It was time to show off my extensive international travel and experience, and I casually remarked, “Ha, this is nothing. When I was in Saudi Arabia, the temperature would hit 50 degrees.”

I remembered how my “pre-owned” BMW’s air-conditioner would die at the very first sign of summer.

You also could not get into the car and immediately drive off; there were some rituals to be done first.
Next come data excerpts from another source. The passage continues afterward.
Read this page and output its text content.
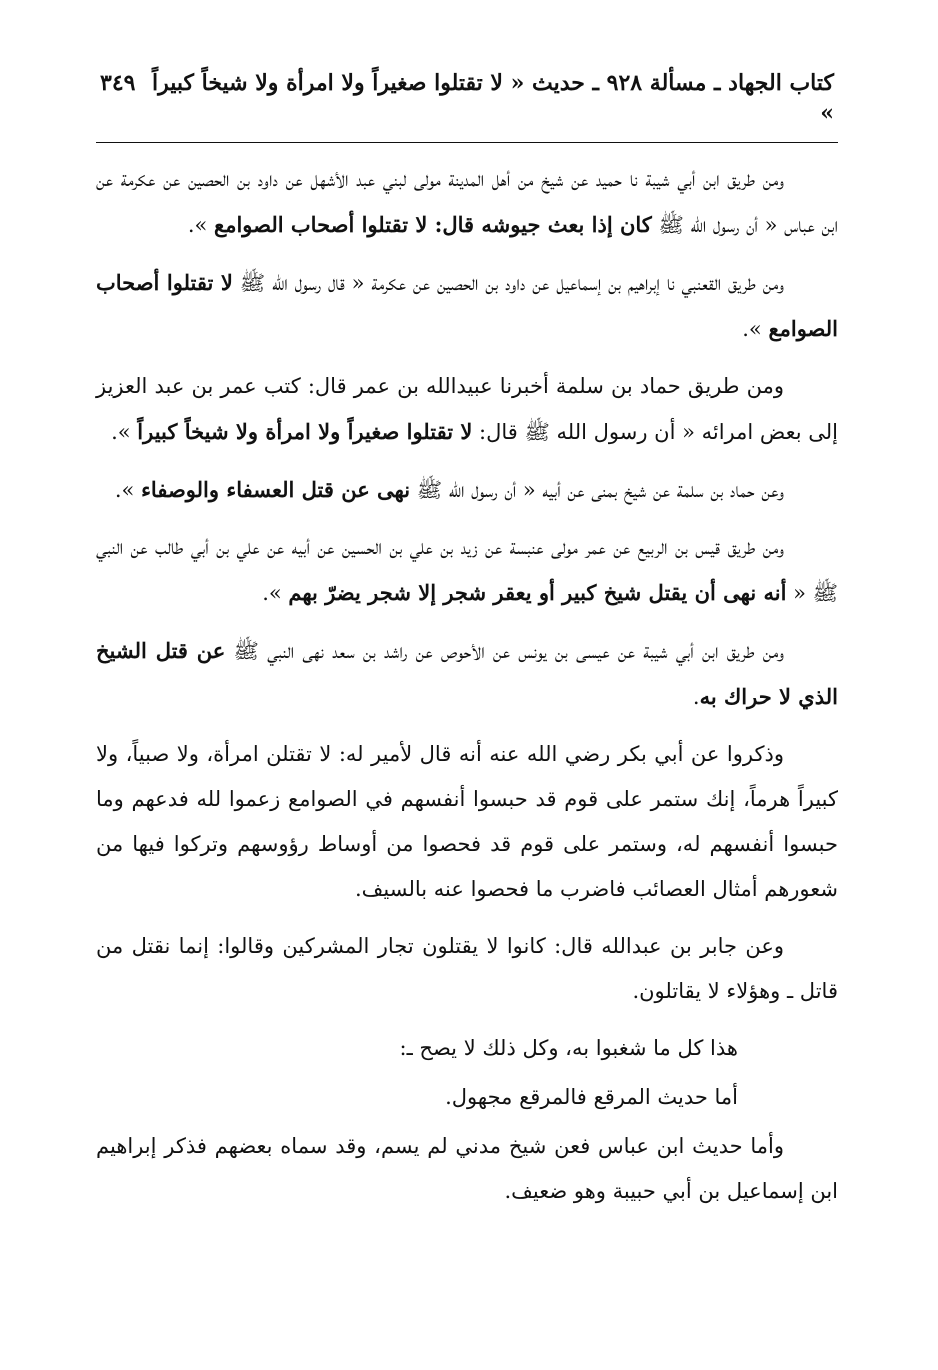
كتاب الجهاد ـ مسألة ٩٢٨ ـ حديث « لا تقتلوا صغيراً ولا امرأة ولا شيخاً كبيراً »
٣٤٩

ومن طريق ابن أبي شيبة نا حميد عن شيخ من أهل المدينة مولى لبني عبد الأشهل عن داود بن الحصين عن عكرمة عن ابن عباس « أن رسول الله ﷺ كان إذا بعث جيوشه قال: لا تقتلوا أصحاب الصوامع ».

ومن طريق القعنبي نا إبراهيم بن إسماعيل عن داود بن الحصين عن عكرمة « قال رسول الله ﷺ لا تقتلوا أصحاب الصوامع ».

ومن طريق حماد بن سلمة أخبرنا عبيدالله بن عمر قال: كتب عمر بن عبد العزيز إلى بعض امرائه « أن رسول الله ﷺ قال: لا تقتلوا صغيراً ولا امرأة ولا شيخاً كبيراً ».

وعن حماد بن سلمة عن شيخ بمنى عن أبيه « أن رسول الله ﷺ نهى عن قتل العسفاء والوصفاء ».

ومن طريق قيس بن الربيع عن عمر مولى عنبسة عن زيد بن علي بن الحسين عن أبيه عن علي بن أبي طالب عن النبي ﷺ « أنه نهى أن يقتل شيخ كبير أو يعقر شجر إلا شجر يضرّ بهم ».

ومن طريق ابن أبي شيبة عن عيسى بن يونس عن الأحوص عن راشد بن سعد نهى النبي ﷺ عن قتل الشيخ الذي لا حراك به.

وذكروا عن أبي بكر رضي الله عنه أنه قال لأمير له: لا تقتلن امرأة، ولا صبياً، ولا كبيراً هرماً، إنك ستمر على قوم قد حبسوا أنفسهم في الصوامع زعموا لله فدعهم وما حبسوا أنفسهم له، وستمر على قوم قد فحصوا من أوساط رؤوسهم وتركوا فيها من شعورهم أمثال العصائب فاضرب ما فحصوا عنه بالسيف.

وعن جابر بن عبدالله قال: كانوا لا يقتلون تجار المشركين وقالوا: إنما نقتل من قاتل ـ وهؤلاء لا يقاتلون.

هذا كل ما شغبوا به، وكل ذلك لا يصح ـ:

أما حديث المرقع فالمرقع مجهول.

وأما حديث ابن عباس فعن شيخ مدني لم يسم، وقد سماه بعضهم فذكر إبراهيم ابن إسماعيل بن أبي حبيبة وهو ضعيف.
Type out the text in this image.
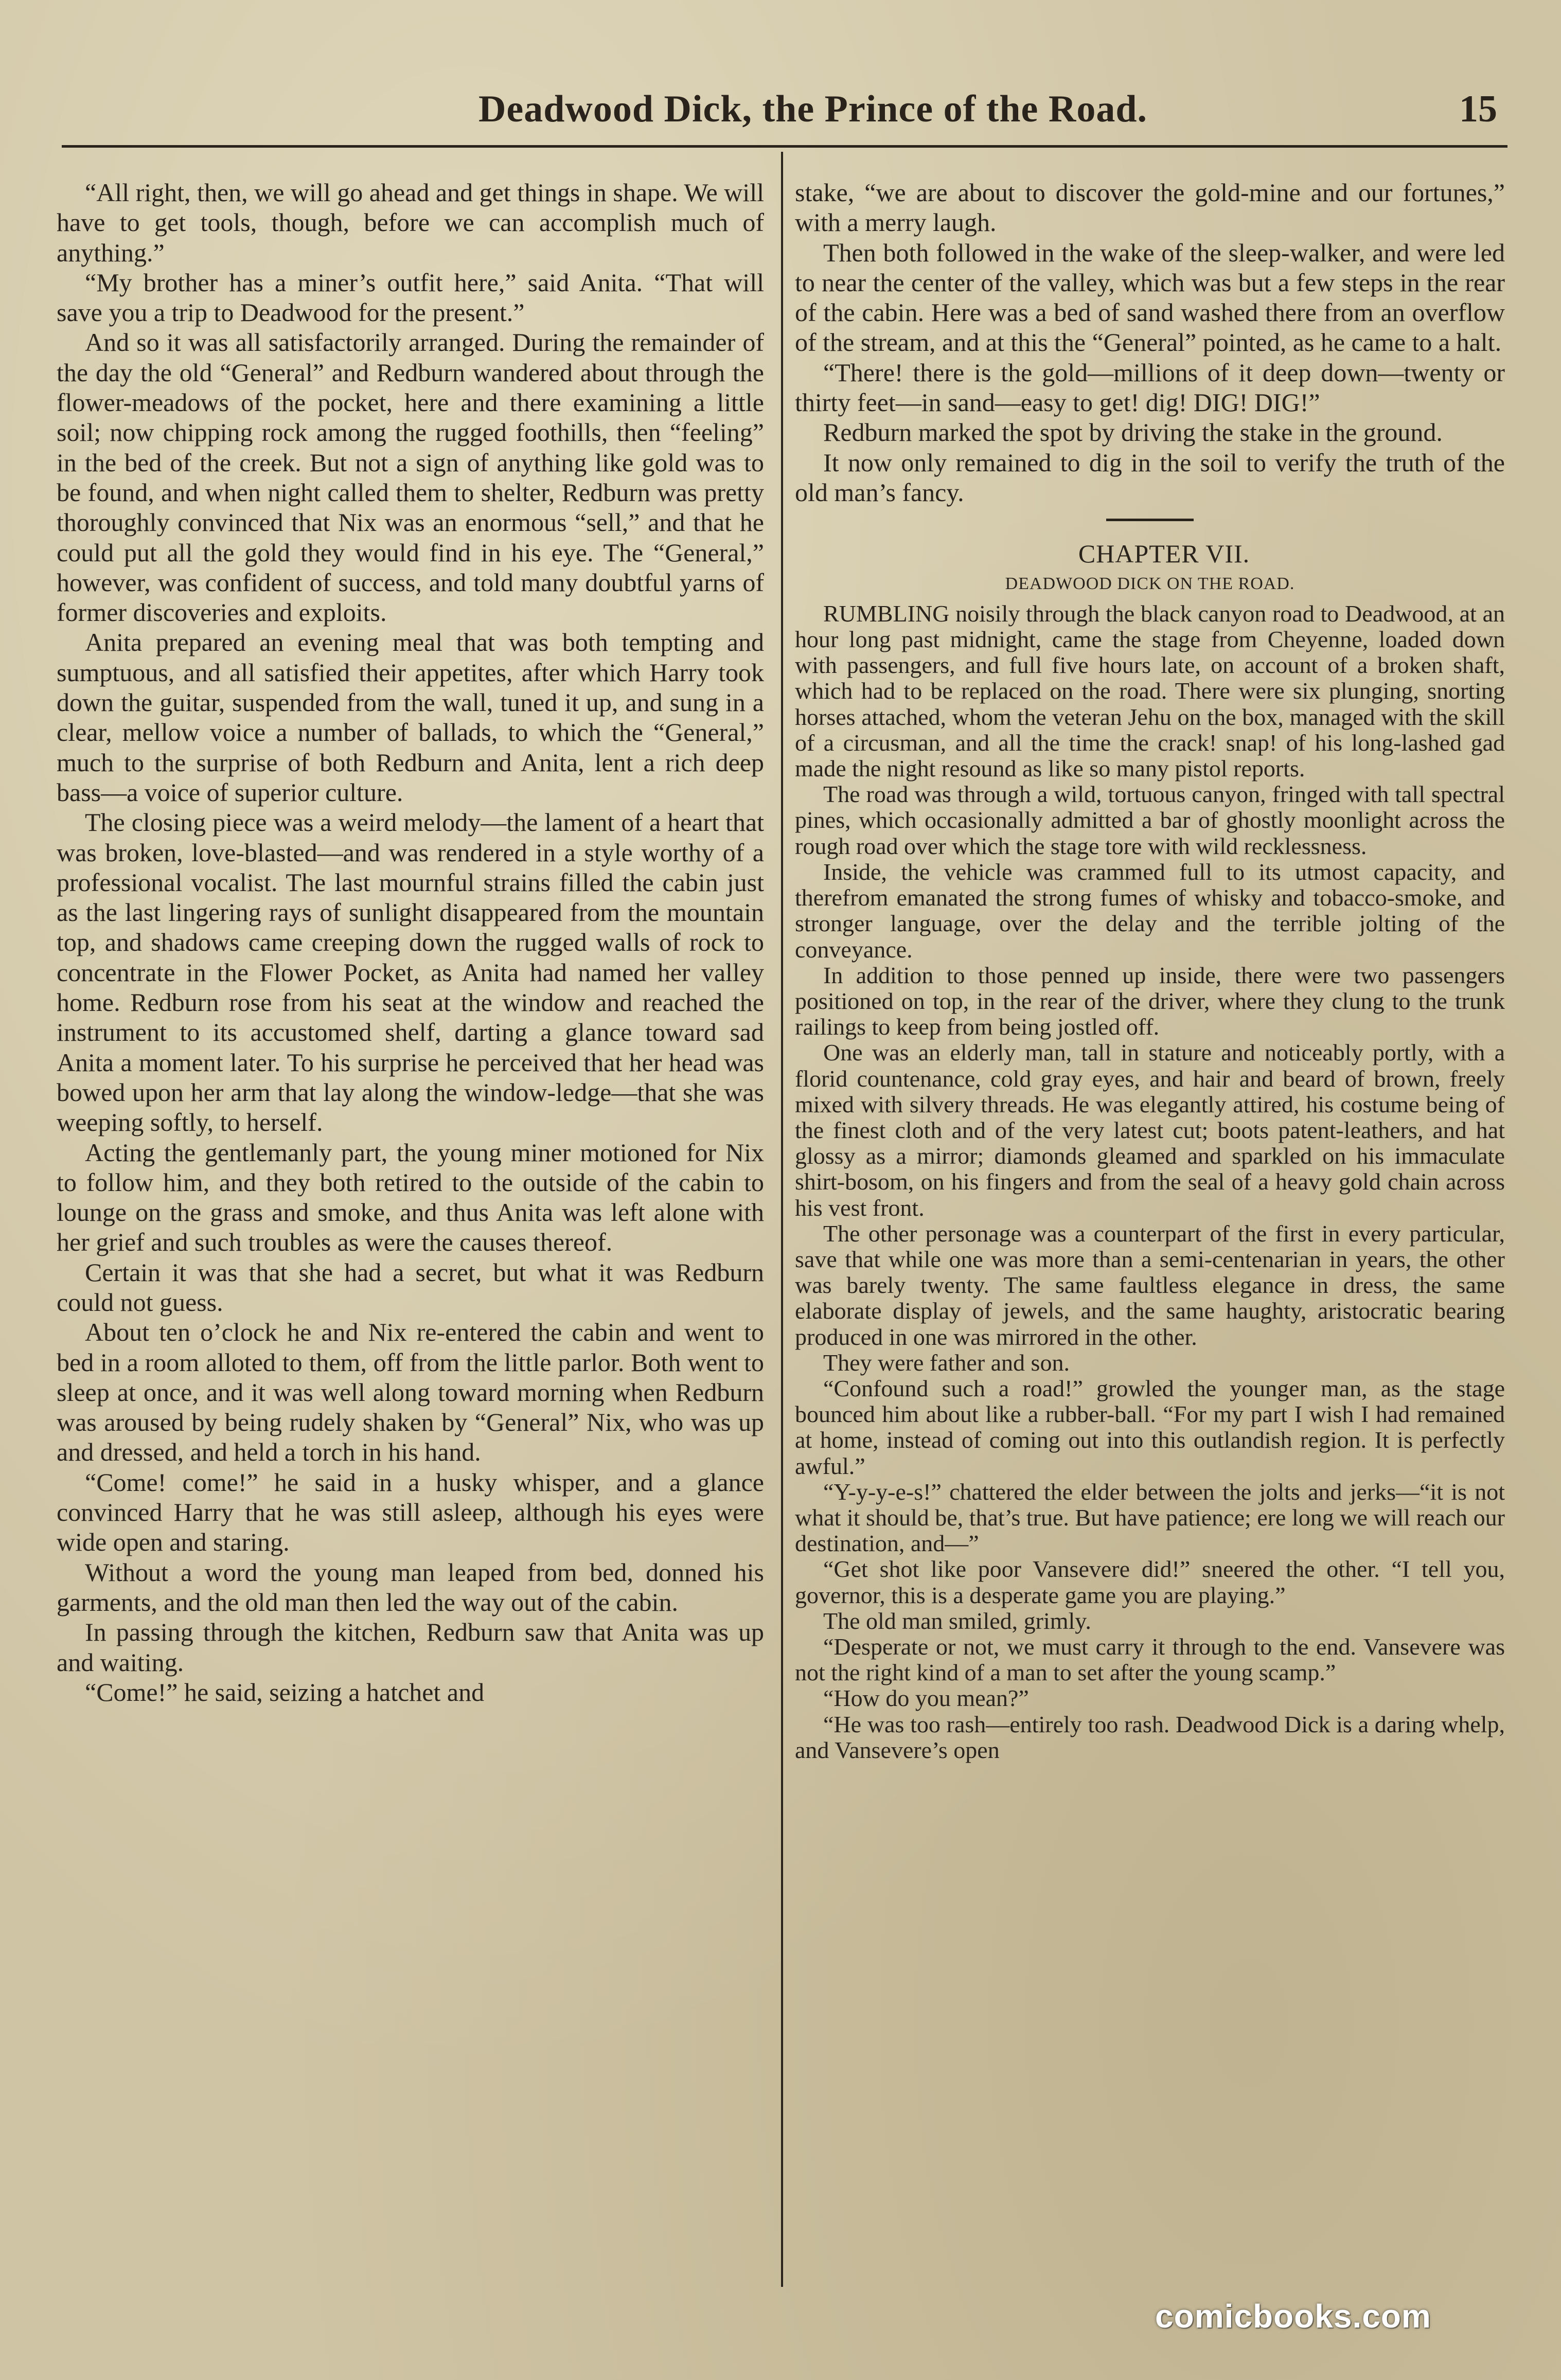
Deadwood Dick, the Prince of the Road.	15

“All right, then, we will go ahead and get things in shape. We will have to get tools, though, before we can accomplish much of anything.”

“My brother has a miner’s outfit here,” said Anita. “That will save you a trip to Deadwood for the present.”

And so it was all satisfactorily arranged. During the remainder of the day the old “General” and Redburn wandered about through the flower-meadows of the pocket, here and there examining a little soil; now chipping rock among the rugged foothills, then “feeling” in the bed of the creek. But not a sign of anything like gold was to be found, and when night called them to shelter, Redburn was pretty thoroughly convinced that Nix was an enormous “sell,” and that he could put all the gold they would find in his eye. The “General,” however, was confident of success, and told many doubtful yarns of former discoveries and exploits.

Anita prepared an evening meal that was both tempting and sumptuous, and all satisfied their appetites, after which Harry took down the guitar, suspended from the wall, tuned it up, and sung in a clear, mellow voice a number of ballads, to which the “General,” much to the surprise of both Redburn and Anita, lent a rich deep bass—a voice of superior culture.

The closing piece was a weird melody—the lament of a heart that was broken, love-blasted—and was rendered in a style worthy of a professional vocalist. The last mournful strains filled the cabin just as the last lingering rays of sunlight disappeared from the mountain top, and shadows came creeping down the rugged walls of rock to concentrate in the Flower Pocket, as Anita had named her valley home. Redburn rose from his seat at the window and reached the instrument to its accustomed shelf, darting a glance toward sad Anita a moment later. To his surprise he perceived that her head was bowed upon her arm that lay along the window-ledge—that she was weeping softly, to herself.

Acting the gentlemanly part, the young miner motioned for Nix to follow him, and they both retired to the outside of the cabin to lounge on the grass and smoke, and thus Anita was left alone with her grief and such troubles as were the causes thereof.

Certain it was that she had a secret, but what it was Redburn could not guess.

About ten o’clock he and Nix re-entered the cabin and went to bed in a room alloted to them, off from the little parlor. Both went to sleep at once, and it was well along toward morning when Redburn was aroused by being rudely shaken by “General” Nix, who was up and dressed, and held a torch in his hand.

“Come! come!” he said in a husky whisper, and a glance convinced Harry that he was still asleep, although his eyes were wide open and staring.

Without a word the young man leaped from bed, donned his garments, and the old man then led the way out of the cabin.

In passing through the kitchen, Redburn saw that Anita was up and waiting.

“Come!” he said, seizing a hatchet and

stake, “we are about to discover the gold-mine and our fortunes,” with a merry laugh.

Then both followed in the wake of the sleep-walker, and were led to near the center of the valley, which was but a few steps in the rear of the cabin. Here was a bed of sand washed there from an overflow of the stream, and at this the “General” pointed, as he came to a halt.

“There! there is the gold—millions of it deep down—twenty or thirty feet—in sand—easy to get! dig! DIG! DIG!”

Redburn marked the spot by driving the stake in the ground.

It now only remained to dig in the soil to verify the truth of the old man’s fancy.

CHAPTER VII.

DEADWOOD DICK ON THE ROAD.

RUMBLING noisily through the black canyon road to Deadwood, at an hour long past midnight, came the stage from Cheyenne, loaded down with passengers, and full five hours late, on account of a broken shaft, which had to be replaced on the road. There were six plunging, snorting horses attached, whom the veteran Jehu on the box, managed with the skill of a circusman, and all the time the crack! snap! of his long-lashed gad made the night resound as like so many pistol reports.

The road was through a wild, tortuous canyon, fringed with tall spectral pines, which occasionally admitted a bar of ghostly moonlight across the rough road over which the stage tore with wild recklessness.

Inside, the vehicle was crammed full to its utmost capacity, and therefrom emanated the strong fumes of whisky and tobacco-smoke, and stronger language, over the delay and the terrible jolting of the conveyance.

In addition to those penned up inside, there were two passengers positioned on top, in the rear of the driver, where they clung to the trunk railings to keep from being jostled off.

One was an elderly man, tall in stature and noticeably portly, with a florid countenance, cold gray eyes, and hair and beard of brown, freely mixed with silvery threads. He was elegantly attired, his costume being of the finest cloth and of the very latest cut; boots patent-leathers, and hat glossy as a mirror; diamonds gleamed and sparkled on his immaculate shirt-bosom, on his fingers and from the seal of a heavy gold chain across his vest front.

The other personage was a counterpart of the first in every particular, save that while one was more than a semi-centenarian in years, the other was barely twenty. The same faultless elegance in dress, the same elaborate display of jewels, and the same haughty, aristocratic bearing produced in one was mirrored in the other.

They were father and son.

“Confound such a road!” growled the younger man, as the stage bounced him about like a rubber-ball. “For my part I wish I had remained at home, instead of coming out into this outlandish region. It is perfectly awful.”

“Y-y-y-e-s!” chattered the elder between the jolts and jerks—“it is not what it should be, that’s true. But have patience; ere long we will reach our destination, and—”

“Get shot like poor Vansevere did!” sneered the other. “I tell you, governor, this is a desperate game you are playing.”

The old man smiled, grimly.

“Desperate or not, we must carry it through to the end. Vansevere was not the right kind of a man to set after the young scamp.”

“How do you mean?”

“He was too rash—entirely too rash. Deadwood Dick is a daring whelp, and Vansevere’s open

comicbooks.com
You either spat on your hands or pulled out a tonne of tissue paper out of the tissue box and then held the steering wheel with it, or you would scorch your palms.

You made sure never to touch anything metallic with any part of your body until 30 minutes after the air-conditioning kicked in or you would burn some sensitive part.

The high temperature was kept very hush-hush, as they say in Brit spy films, and it was officially always a pleasant 43 degrees. (This was the era before smart cars would come with built-in temperature gauges and it was the time before the internet and world wide web, where anything could be looked up, including the weather).

No ordinary seat cover

My wife and kid hated travelling in my car.

“Let’s just take a taxi,” my wife would say diplomatically. We drove down to “balad” in downtown Jeddah in a taxi driven by a demented cabbie and he would roll down the windows for “cool, fresh air” as the hot, muggy breeze from the sea opened my pores.

I knew our driver was setting the scene for something he wanted. “I need a car seat cover, sir,” he said. “The [imitation] leather is making me stick to the seat.”

This was no ordinary seat cover. When we went to the auto accessories shop, the seat cover he wanted looked like giant beads that were sown in a pattern corresponding to the shape of your bottom and back.

It was supposed to circulate the air underneath you as you drove in the heat and dust and it helped you relax as the beads massaged your sensitive points.

(I once went to a press conference for a yoga meet and in the gift bag for the unsuspecting journos, was a hard, plastic thingy that looked like an evil hedgehog. You had to stand on it, if you could, and it would help relieve stress by poking deep into the pressure points of your soles, or so we were led to believe. Later, I tried giving it away to my colleagues and friends, but nobody wanted it).

‘It is not the heat, it is the humidity’

Since I had worked for some years in Dubai, I knew what else I needed for the car. “Do you have sun screens for the windows? I asked the salesperson. “I want 30 per cent [meaning that it should cut out at least 30 per cent of the harsh UV [Ultra Violet rays], as that was all the Dubai Police would allow]. “

The man gave me giant clip-ons for the windows, like the sun glasses actors wore in films in the 1950s and as soon we clipped it on, it went jet-black inside in the car and there was a happy smile on the face of the driver.

Thankfully, the summer in Bengaluru is not as bad as in Dubai where the moment your stepped out of your home in August, your eyeglasses would fog up and expats would reassure themselves by saying, “It is not the heat, it is the humidity.”